Toronto-area home sales plunge as higher interest rates cool market


Higher interest rates have taken a bite out of the Toronto area’s seemingly insatiable appetite for real estate, with sales and home prices continuing to soften in April.

Prices were still climbing on a yearly basis last month — up 15 per cent over April 2021, according to the Toronto Regional Real Estate Board (TRREB) on Wednesday. But the average selling price of a house or condo dropped 3.6 per cent between March and April — the second consecutive month-over-month decline.

The average selling price for all types of houses and condos was $1.25 million in April, compared to $1.3 million in March and $1.09 million a year ago.

Sales last month were down 41.2 per cent year over year, tumbling 27 per cent from March — an unusual trend in spring, which is traditionally the busiest season in the real estate market.
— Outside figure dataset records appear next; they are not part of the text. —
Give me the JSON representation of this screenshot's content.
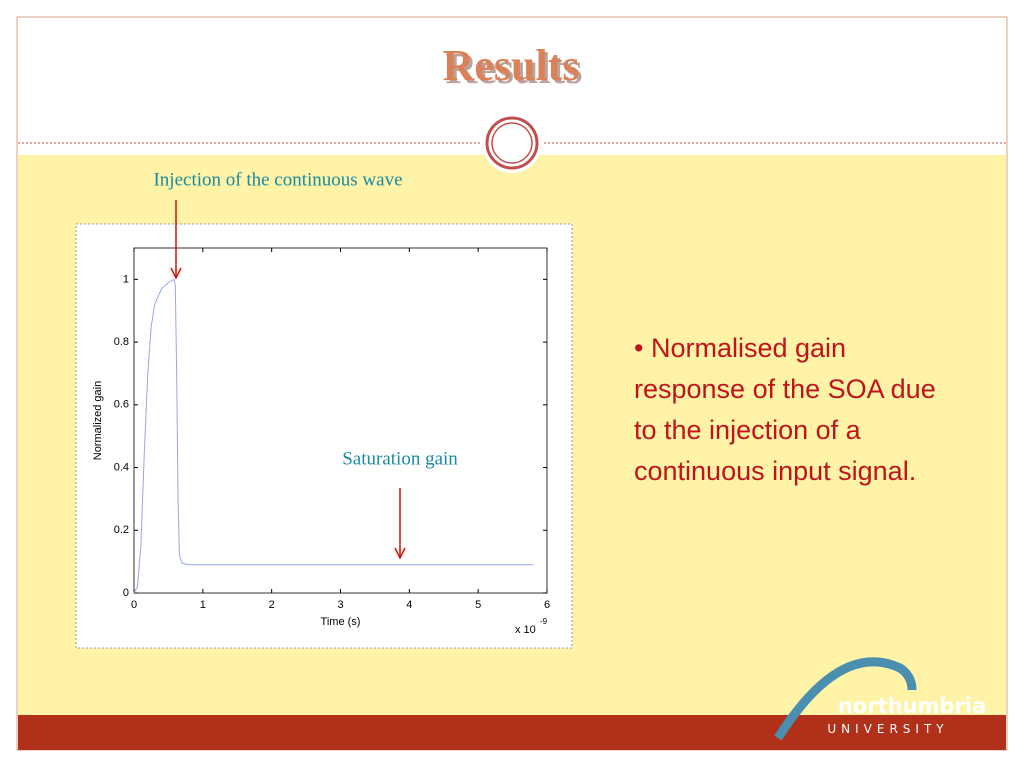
{
  "title": "Results",
  "annotations": [
    "Injection of the continuous wave",
    "Saturation gain"
  ],
  "bullet": "• Normalised gain response of the SOA due to the injection of a continuous input signal.",
  "logo": {
    "name": "northumbria",
    "subtitle": "UNIVERSITY"
  },
  "chart_data": {
    "type": "line",
    "x_label": "Time (s)",
    "y_label": "Normalized gain",
    "x_multiplier": "x 10",
    "x_exponent": "-9",
    "x": [
      0,
      0.05,
      0.1,
      0.15,
      0.2,
      0.25,
      0.3,
      0.4,
      0.5,
      0.58,
      0.6,
      0.62,
      0.64,
      0.66,
      0.7,
      0.8,
      1,
      2,
      3,
      4,
      5,
      5.8
    ],
    "series": [
      {
        "name": "Normalized gain",
        "color": "#9aa6e8",
        "values": [
          0,
          0.02,
          0.15,
          0.45,
          0.7,
          0.85,
          0.92,
          0.97,
          0.99,
          1.0,
          0.98,
          0.7,
          0.3,
          0.12,
          0.095,
          0.09,
          0.09,
          0.09,
          0.09,
          0.09,
          0.09,
          0.09
        ]
      }
    ],
    "xlim": [
      0,
      6
    ],
    "xticks": [
      0,
      1,
      2,
      3,
      4,
      5,
      6
    ],
    "ylim": [
      0,
      1.1
    ],
    "yticks": [
      0,
      0.2,
      0.4,
      0.6,
      0.8,
      1
    ],
    "grid": false
  }
}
Realtors have been reporting fewer bully offers and bidding wars as the record low interest rates that fueled housing prices during the recession have begun to rise again. The Bank of Canada hiked its overnight rate from 0.25 per cent to 0.5 per cent in March, then doubled it again to one per cent on April 13. Economists had been expecting the central bank’s overnight rate to rise to 2.25 per cent by the end of the year. But inflation, which has risen to 30-year highs, has prompted speculation that the key rate will go higher.

Between higher mortgage costs and the rising cost of everything from food to gas, homebuyers are pausing to evaluate just how much they can afford, says the real estate board. Realtors say they have been seeing fewer showings in many areas of the GTA for more than a month, although some homes and neighborhoods continue to draw competition.
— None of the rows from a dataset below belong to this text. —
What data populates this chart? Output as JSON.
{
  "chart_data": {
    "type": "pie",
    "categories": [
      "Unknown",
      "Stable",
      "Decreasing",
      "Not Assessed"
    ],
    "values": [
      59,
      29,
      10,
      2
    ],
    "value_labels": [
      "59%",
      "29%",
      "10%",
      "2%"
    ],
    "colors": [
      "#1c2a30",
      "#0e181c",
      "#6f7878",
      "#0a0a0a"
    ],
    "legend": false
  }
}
The real estate board found sales declined most in April in the 905 region surrounding the city. Sales of detached houses that saw the most price escalation in the last two years plunged 47.2 per cent year over year in April. Those homes saw a 34 per cent sales decline in the city of Toronto.

The average selling price of a detached house in the suburbs was $1.26 million in April, compared to $1.63 million in the city of Toronto — a 17.5 per cent annual increase region-wide.
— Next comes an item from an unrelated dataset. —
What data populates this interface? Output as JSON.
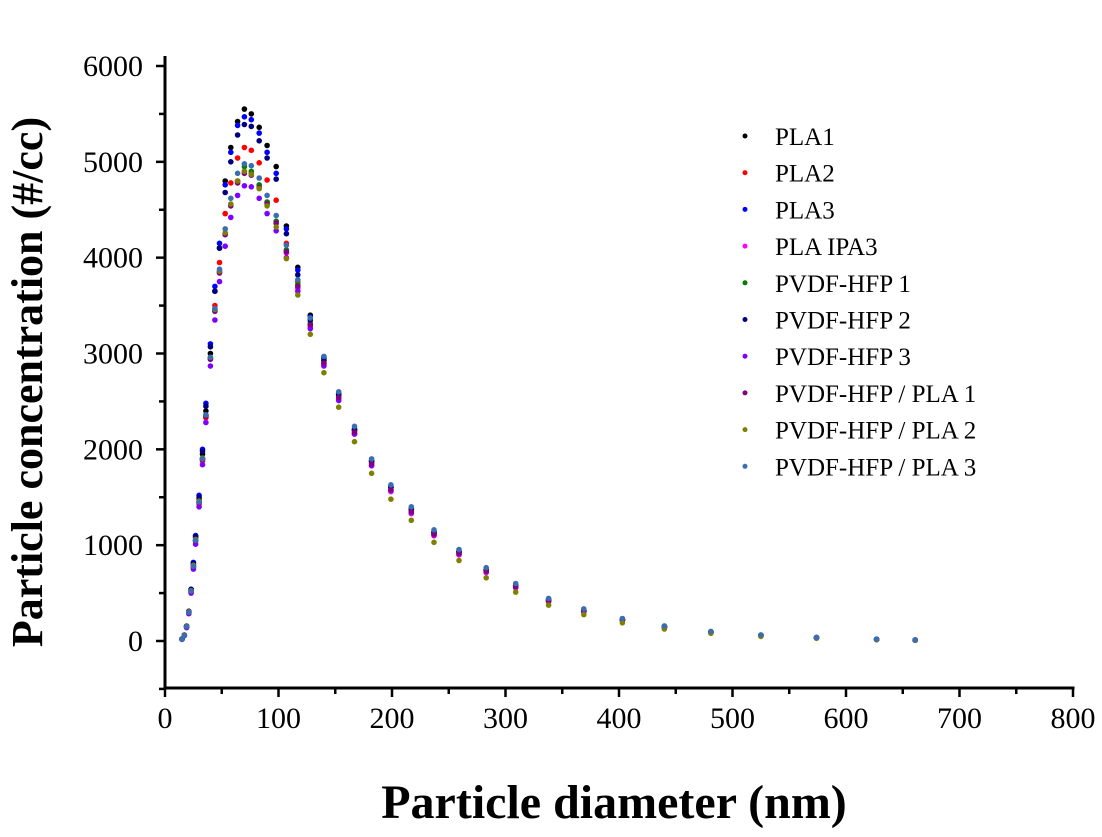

Although condo prices slumped for much of 2021, the real estate board found those home prices continued to rebound in April, rising 14 per cent across the GTA. Condo prices in the 905 zone rose 18 per cent annually, compared to about 13 per cent in Toronto. Sales were also down 34.5 per cent in the city, compared to a slightly lower 32.2 per cent drop in the 905 areas.

The real estate board has suggested that because they cost less than single-family homes, condos may weather the new higher-rate environment better than other housing types.

The Toronto-area market remains tight enough to still experience annual growth, said Jason Mercer, the real estate board’s chief market analyst. But with more homes listed and less competition among buyers, “the annual pace of growth will moderate in the coming months,” he said.

New listings were down 11.7 per cent year over year in April and active listings, which includes those homes that didn’t sell the previous month, rose 12.3 per cent.

In a recent interview, Royal LePage CEO Phil Soper told the Star that when home sales slow, it’s typical for a gulf to open between buyer and seller expectations. Buyers are quick to recognize that a cooler market could spell opportunity for them. Sellers don’t want to believe their homes are worth less than those of their neighbors who sold for more.

“They’re at each end of a long dirt street and neither one is willing to draw,” he said. That results in fewer sales.

Even though sales have dropped, the GTA continues to suffer from a lack of housing, said real estate board CEO John DiMichele. He said that immigration continues to increase the population and warned that decision makers have to guard against fueling demand.

“In the absence of new supply, we will build a significant amount of pent-up demand that will need to be satisfied in the not-too-distant future,” he said.

While the resale housing market has slowed the last two months, new GTA condos sold at record levels in the first quarter of this year, according to a report released Tuesday by market research firm Urbanation.

It found sales of new developments were 55 per cent above the same period last year and 60 per cent above the 10-year average. The inventory of unsold condos also hit the lowest level in 18 quarters, according to a report from market research firm Urbanation.

But with construction costs rising faster than prices, as well as supply chain issues and development charge increases, there are challenging times ahead for the new-condo sector, warned Urbanation president Shaun Hildebrand.

“Expect developers to begin scaling back on new launches in the second half of the year,” he said.

Urbanation found there were already signs of price resistance in downtown condos in the first quarter, with those units showing slower price appreciation than condos in the Toronto suburbs of Scarborough, Etobicoke and North York, and the 905 communities outside the city.

New condos downtown continue to be the costliest and increased by 14 per cent to $1,637 per square foot, on average, in the first quarter. But suburban units appreciated 23 per cent in the same period, with units in the inner suburbs climbing to an average of $1,244 per square foot and, in the 905 areas, selling for an average of $1,073 per square foot.

“Demand is bumping against price levels and now higher interest rates, which should lead to slower rates of price appreciation,” said Hildebrand.

Correction – May 4, 2022 – This story has been updated.